I think this is already the case. The check_for_duplicate_ngb_cells variable does exactly this test: https://github.com/manodeep/Corrfunc/pull/277/files#diff-96f43764787ed164aaf40bc5cb9f61d347d18e748d51a6b29346f3865392eb94R484-R487

Can't tell what that code fragment points to and reading the macro definition didn't show any signs of the if condition I mentioned. What am I missing?

lgarrison commented 1 year ago

Now that I (mostly) understand what's going on, the changes seems good. Perhaps, add one more test with ~100 particle positions, say 50 each around [$0 \pm \delta$, $Lbox/2 \pm \delta$] mod Lbox and check that the pair counts from Corrfunc match those from a brute-force.

Good idea; I've added this test, comparing against brute force, and it passes.

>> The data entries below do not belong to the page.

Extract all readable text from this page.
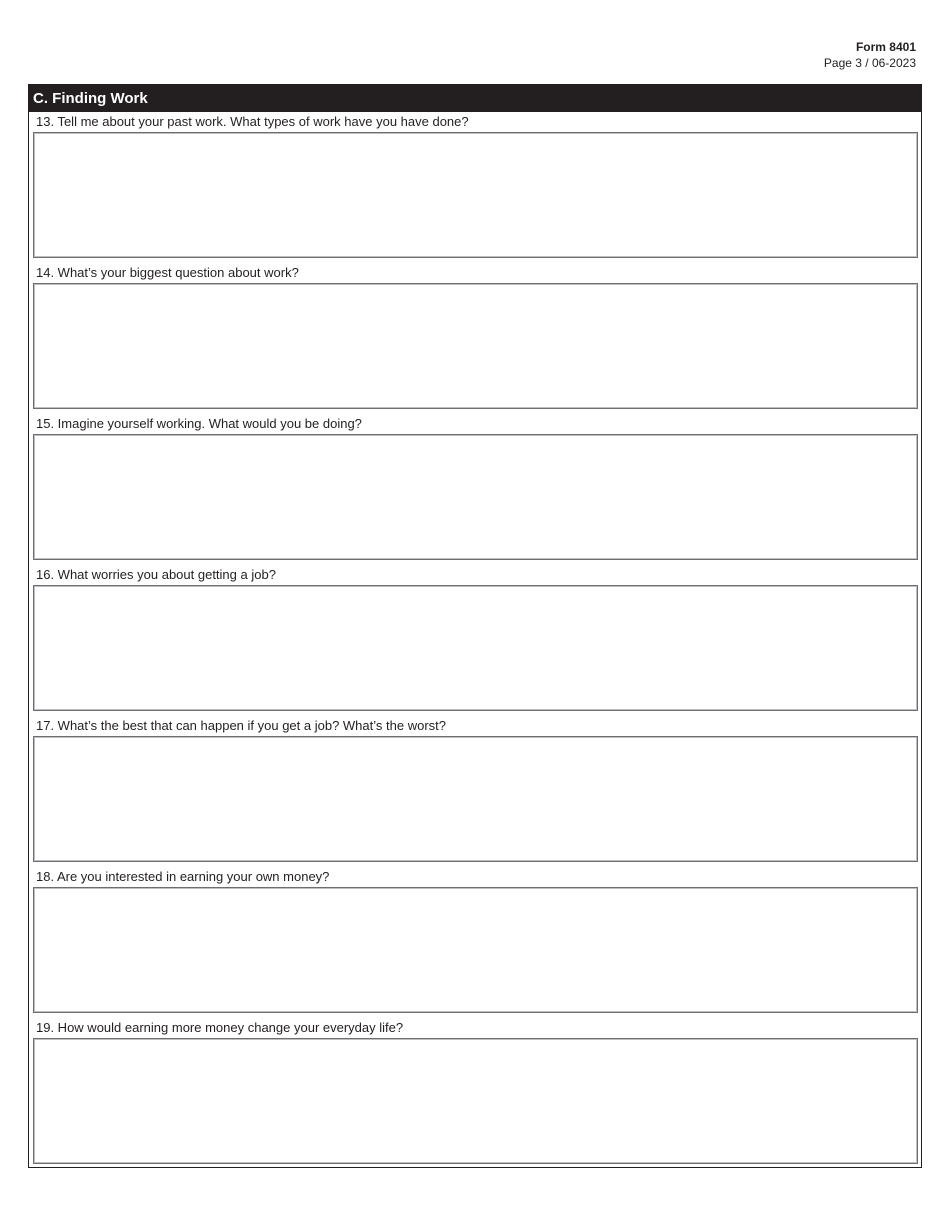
Form 8401
Page 3 / 06-2023
C. Finding Work
13. Tell me about your past work. What types of work have you have done?
14. What’s your biggest question about work?
15. Imagine yourself working. What would you be doing?
16. What worries you about getting a job?
17. What’s the best that can happen if you get a job? What’s the worst?
18. Are you interested in earning your own money?
19. How would earning more money change your everyday life?
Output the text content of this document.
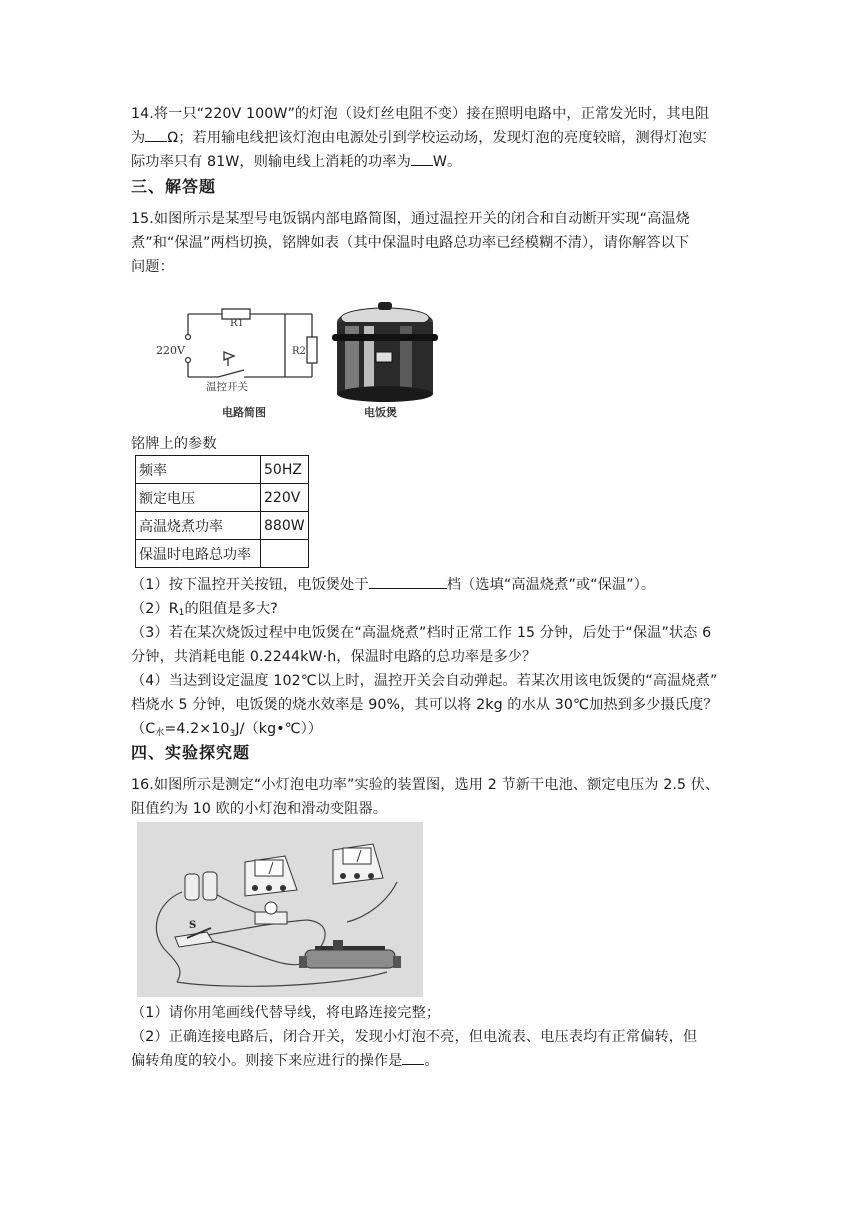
14.将一只“220V 100W”的灯泡（设灯丝电阻不变）接在照明电路中，正常发光时，其电阻
为 Ω；若用输电线把该灯泡由电源处引到学校运动场，发现灯泡的亮度较暗，测得灯泡实
际功率只有 81W，则输电线上消耗的功率为 W。
三、解答题
15.如图所示是某型号电饭锅内部电路简图，通过温控开关的闭合和自动断开实现“高温烧
煮”和“保温”两档切换，铭牌如表（其中保温时电路总功率已经模糊不清），请你解答以下
问题：
R1
R2
220V
温控开关
电路简图	电饭煲
铭牌上的参数
频率	50HZ
额定电压	220V
高温烧煮功率	880W
保温时电路总功率	
（1）按下温控开关按钮，电饭煲处于	档（选填“高温烧煮”或“保温”）。
$(2)R_1$的阻值是多大?
（3）若在某次烧饭过程中电饭煲在“高温烧煮”档时正常工作 15 分钟，后处于“保温”状态 6
分钟，共消耗电能 0.2244kW·h，保温时电路的总功率是多少？
（4）当达到设定温度 102℃以上时，温控开关会自动弹起。若某次用该电饭煲的“高温烧煮”
档烧水 5 分钟，电饭煲的烧水效率是 90%，其可以将 2kg 的水从 30℃加热到多少摄氏度？
$(C_水=4.2\times 10_3J/(kg•℃))$
四、实验探究题
16.如图所示是测定“小灯泡电功率”实验的装置图，选用 2 节新干电池、额定电压为 2.5 伏、
阻值约为 10 欧的小灯泡和滑动变阻器。
S
（1）请你用笔画线代替导线，将电路连接完整；
（2）正确连接电路后，闭合开关，发现小灯泡不亮，但电流表、电压表均有正常偏转，但
偏转角度的较小。则接下来应进行的操作是 。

Can't tell what that code fragment points to and reading the macro definition didn't show any signs of the if condition I mentioned. What am I missing?

Hmm, looks like that link is broken. Here is one that should work: https://github.com/manodeep/Corrfunc/blob/e45f5db100dcf4150854834454b9f4a7030e4f1f/utils/gridlink_impl.c.src#L484-L487

The macro is only called if this condition holds.

manodeep commented 1 year ago

Thanks for your patience - yup, looks good to me now! Once the CI passes, this can be merged

lgarrison commented 1 year ago

Great, thanks! I'll revisit #276 next, once I remind myself what I was doing there 😅